“We argued about it more than once,” she continued a heartbeat later. “He accused me of choosing the job over him. I told him I wouldn’t trade everything I’d worked for just to make him feel more in control.” Her mouth twitched, not quite a smile. “That comment didn’t go over well.”
Hallie gave a short exhale through her nose. “So when you finally did come back…”
“It might’ve felt like unfinished business for him,” Emma finished for her. “Like the door opened again. A chance to punish me. Or a chance to fix what he thinks I broke.”
Ryker folded his arms, and he kept his gaze fixed on Emma. “Ethan’s been waiting.”
Emma met his eyes. “Or watching.”
Hallie looked between the two of them, then slowly leaned back in her chair. “So either your ex-fiancé faked his death and came back to mess with your head… or someone else is staging it to make you think he did.”
Emma didn’t blink. “And either way, they want me to believe I’m next.”
Ryker could feel it building again, that burn in his gut that always came before things went sideways. The kind of slow-build tension that meant someone was laying groundwork for something bigger. He’d felt it before, on ops that turned into ambushes. That same prickle along the back of his neck was here now.
“I’ll start digging into anyone who might’ve known about Ethan’s disappearance,” he said. “Old cases, known associates, PD personnel in Austin who might have had access to the flyer or his records.”
Hallie nodded. “Do that.” Then, she turned to Emma. “You sure you’re good to stay on this?”
Emma’s jaw ticked. “I’m not going anywhere.”
Ryker didn’t say it out loud, but he wasn’t letting her go anywhere alone either. Not now. Not with someone out there setting the stage for her to fall.
“Maybe it wasn’t just the move back to Outlaw Ridge that triggered him,” Ryker threw out there. “What about your last case in Austin?”
Beside him, Emma’s head turned. “You know about that?”
He shrugged, a hint of a smile tugging at the corner of his mouth. “What can I say? I like to be informed about my partner. Makes it easier to watch your back if I know what kind of trouble tends to follow you around.”
His tone was easy, almost teasing, but his eyes held something steadier, a quiet promise that he wasn’t going anywhere.
Hallie looked between them. “What case are we talking about?”
Emma hesitated, just for a second. Then she exhaled and leaned her hands on the back of one of the chairs in front of the desk. “It was one of Ethan’s old cases. A homicide that he investigated just before he disappeared. A guy named Lionel Ruiz was charged and then convicted of stabbing his girlfriend to death in their apartment.”
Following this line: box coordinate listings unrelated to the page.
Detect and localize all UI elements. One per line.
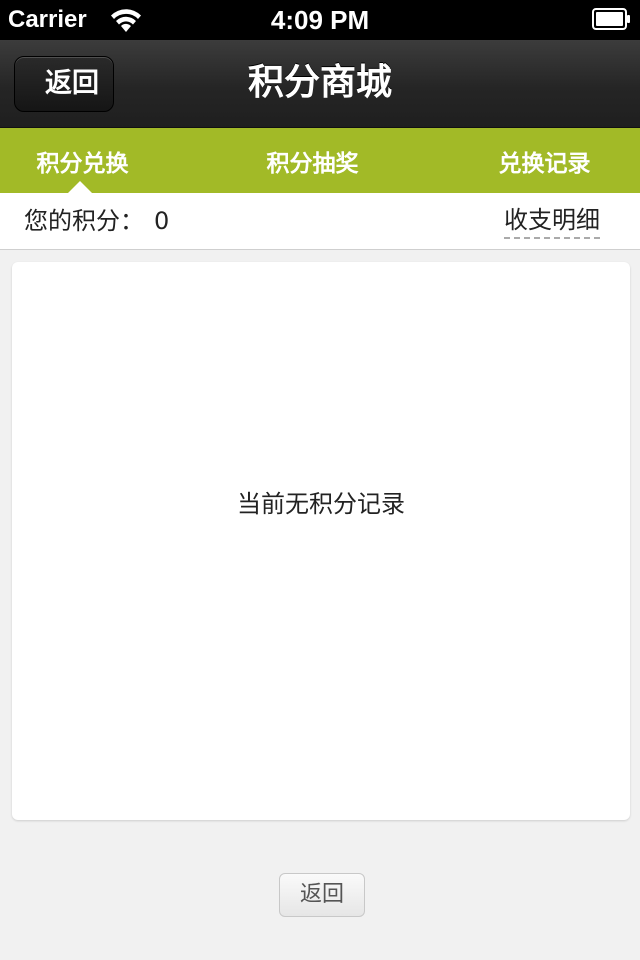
points-summary: 您的积分： 0 收支明细 — [0, 193, 640, 250]
back-button[interactable]: 返回 — [14, 56, 114, 112]
tab-exchange-records[interactable]: 兑换记录 — [482, 128, 607, 193]
battery-icon — [592, 8, 630, 30]
status-time: 4:09 PM — [270, 5, 370, 35]
bottom-back-button[interactable]: 返回 — [279, 873, 365, 917]
active-tab-indicator — [68, 181, 92, 193]
empty-state-message: 当前无积分记录 — [237, 490, 405, 518]
tab-bar: 积分兑换 积分抽奖 兑换记录 — [0, 128, 640, 193]
tab-points-lottery[interactable]: 积分抽奖 — [250, 128, 375, 193]
points-value: 0 — [154, 207, 170, 235]
back-button-label: 返回 — [45, 68, 99, 99]
records-card: 当前无积分记录 — [12, 262, 630, 820]
points-label: 您的积分： — [24, 207, 144, 235]
income-expense-details-link[interactable]: 收支明细 — [504, 203, 600, 239]
navigation-bar: 积分商城 返回 — [0, 40, 640, 128]
status-bar: Carrier 4:09 PM — [0, 0, 640, 40]
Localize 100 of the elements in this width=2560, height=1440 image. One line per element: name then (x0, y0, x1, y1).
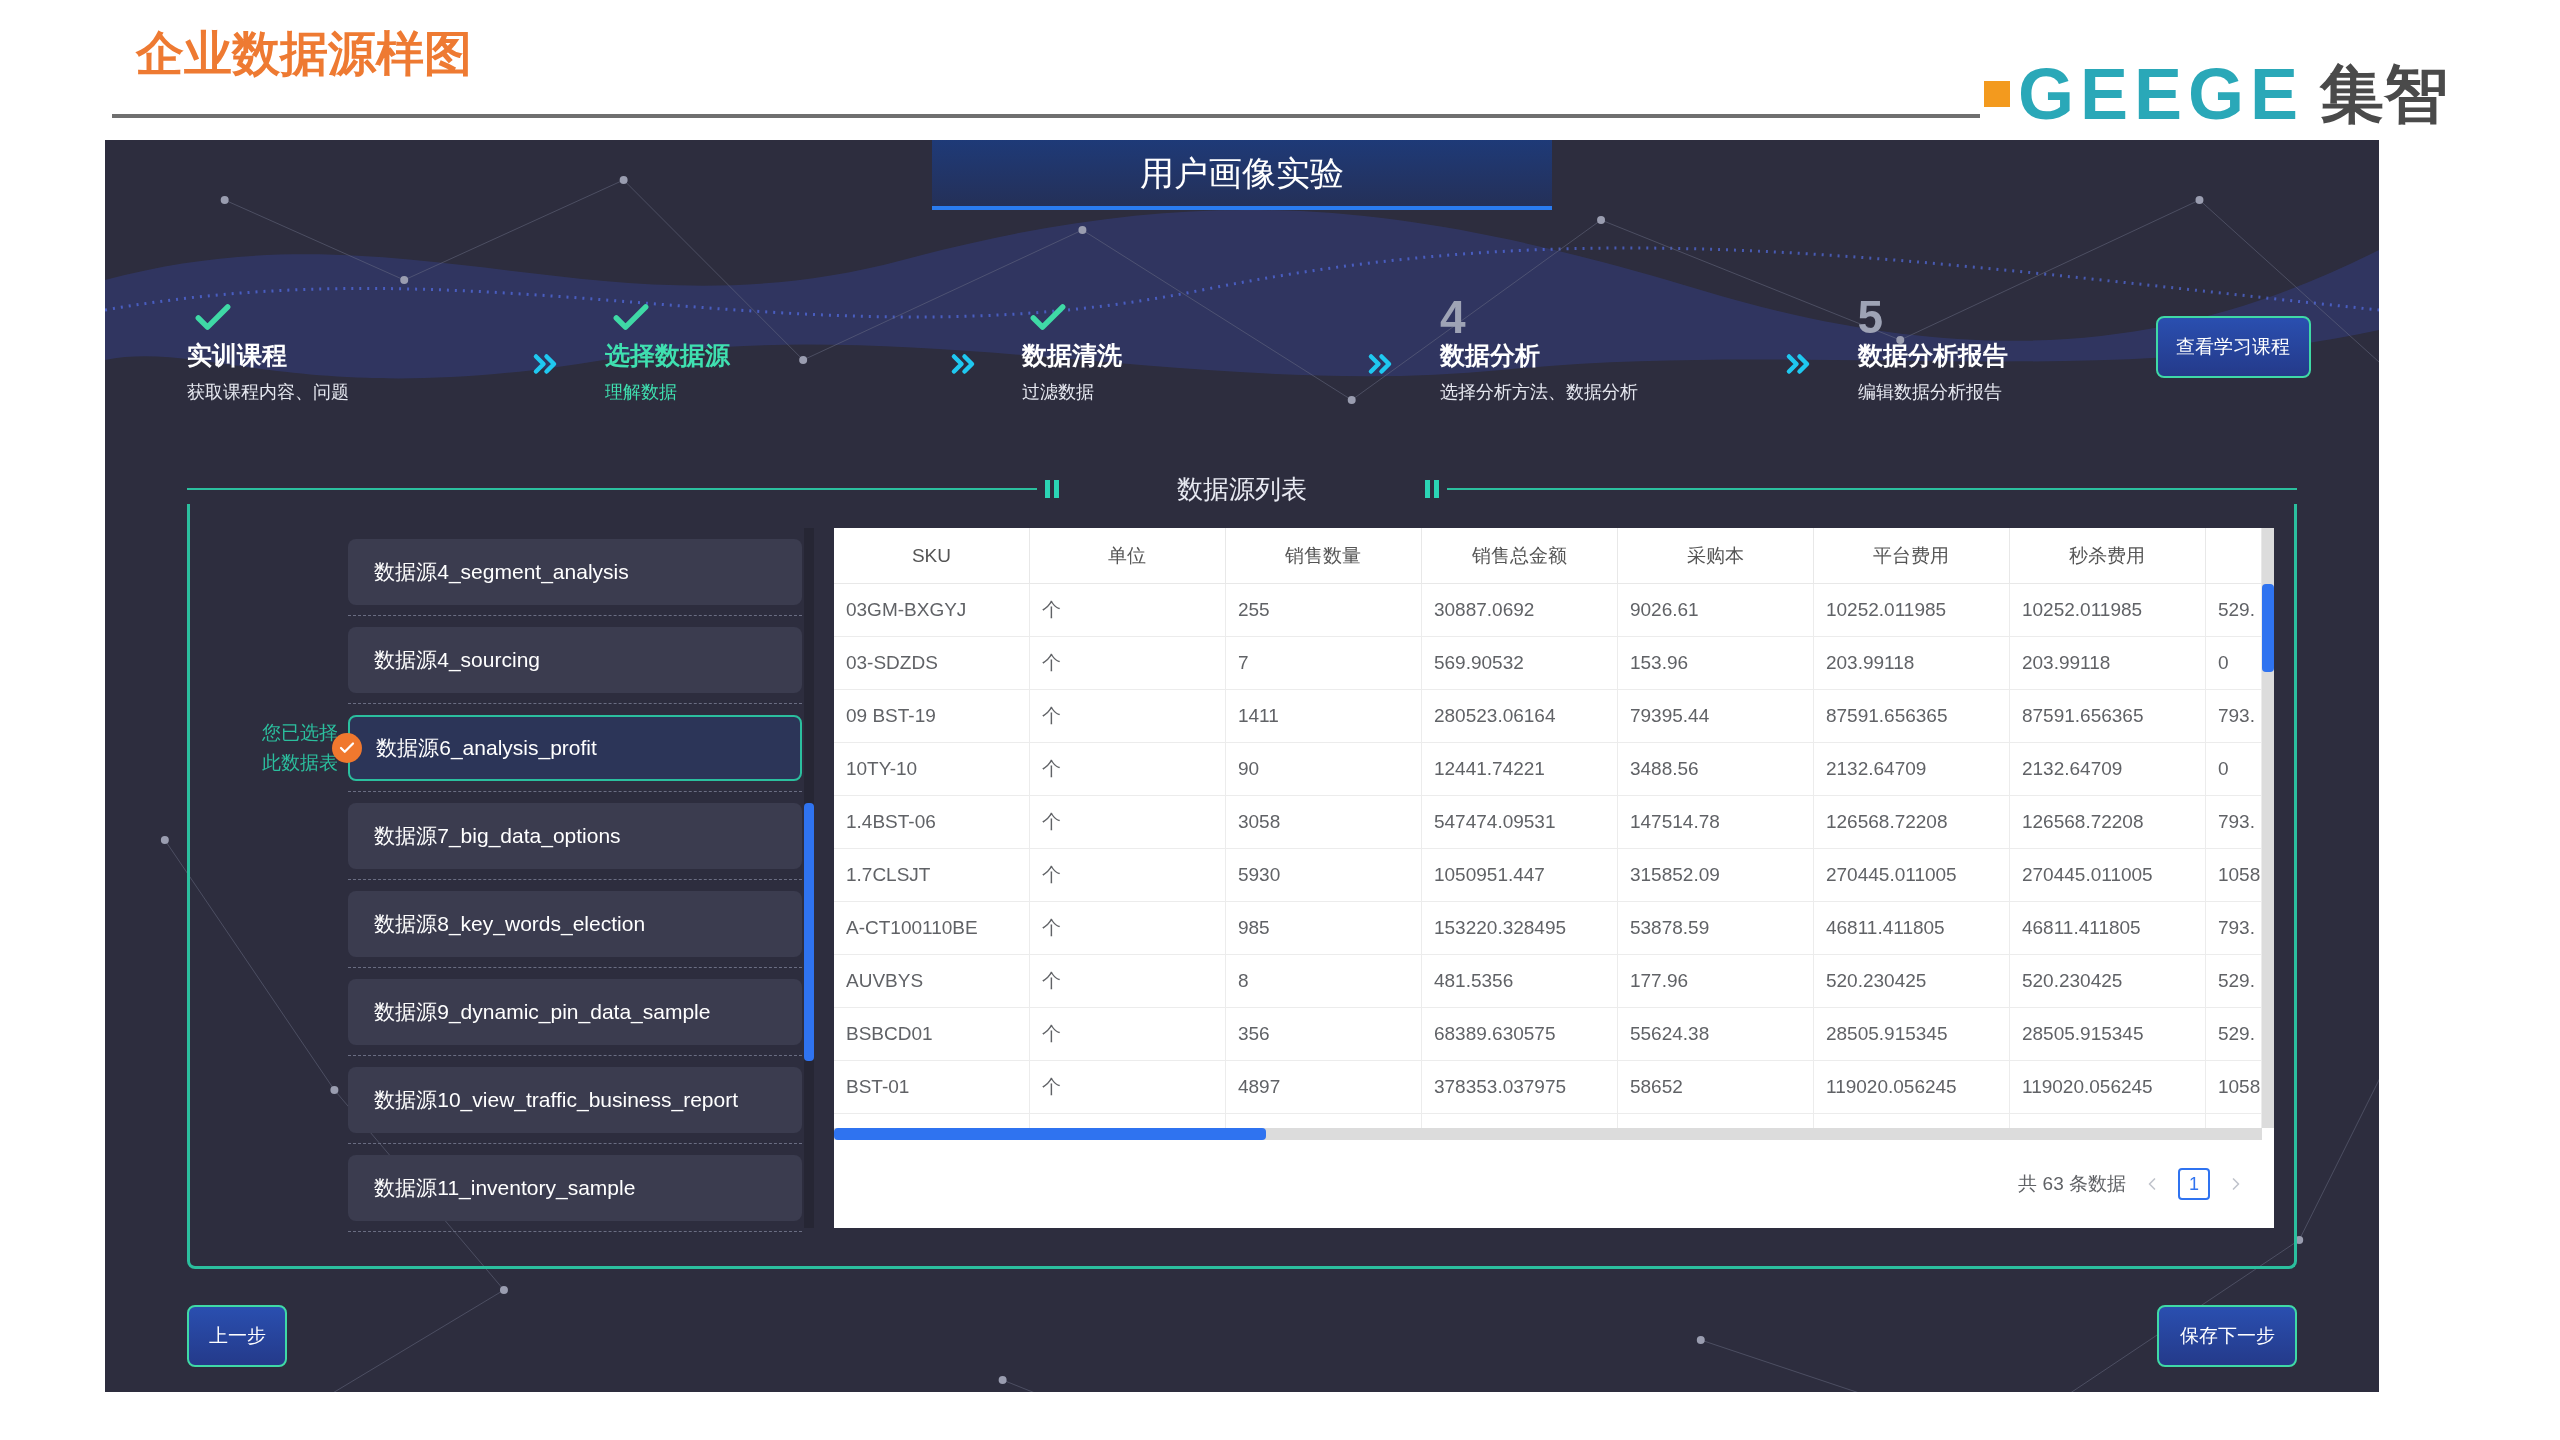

She paused, gathered her breath, and then added, “Three months ago, I reopened the investigation. Something about it always felt off, even back when we were together.”
Ryker stayed quiet, but he could hear the tension tightening behind her words.
“I found evidence that had been overlooked or ignored,” Emma went on. “A blood smear behind the dresser that didn’tmatch Ruiz or the victim. It led to a new suspect. We got a confession. The case was overturned.”
Hallie’s eyes narrowed. “I remember now. That made the news.”
Emma gave a humorless smile. “Yeah. It made a lot of headlines. The department tried to bury it, but the media ran with the narrative, how a decorated detective, Ethan Ross, rushed the case, missed the signs, and sent the wrong man to prison. His reputation as a cop was shredded. Even in absentia.”
Ryker nodded slowly. “If he’s alive, and he saw all that… it could’ve pushed him over the edge.”
Emma’s voice dropped. “It wouldn’t be the first time he couldn’t handle the fallout of his own decisions.”
“So now we’ve got motive, maybe. And a warning with that masked mannequin. Next step?” Hallie asked.
Ryker looked at Emma, then back at Hallie. “We figure out if Ethan’s still breathing, and if he is, we find him. If he’s not, we figure out who’s pulling the strings on this sick game.”
Hallie leaned back in her chair, tapping a finger against the edge of the desk as her gaze shifted between them. Then she nodded once, decision made.
“Use the cold case office,” Hallie instructed. “You’ll have access to the digital wall screen. It’ll help to lay everything out. Files, maps, timelines. Start fresh and build it from the ground up.”
Ryker gave a small nod, already running through what they’d need to pull. Ethan’s personnel file, the case Emma overturned, everything tied to his disappearance.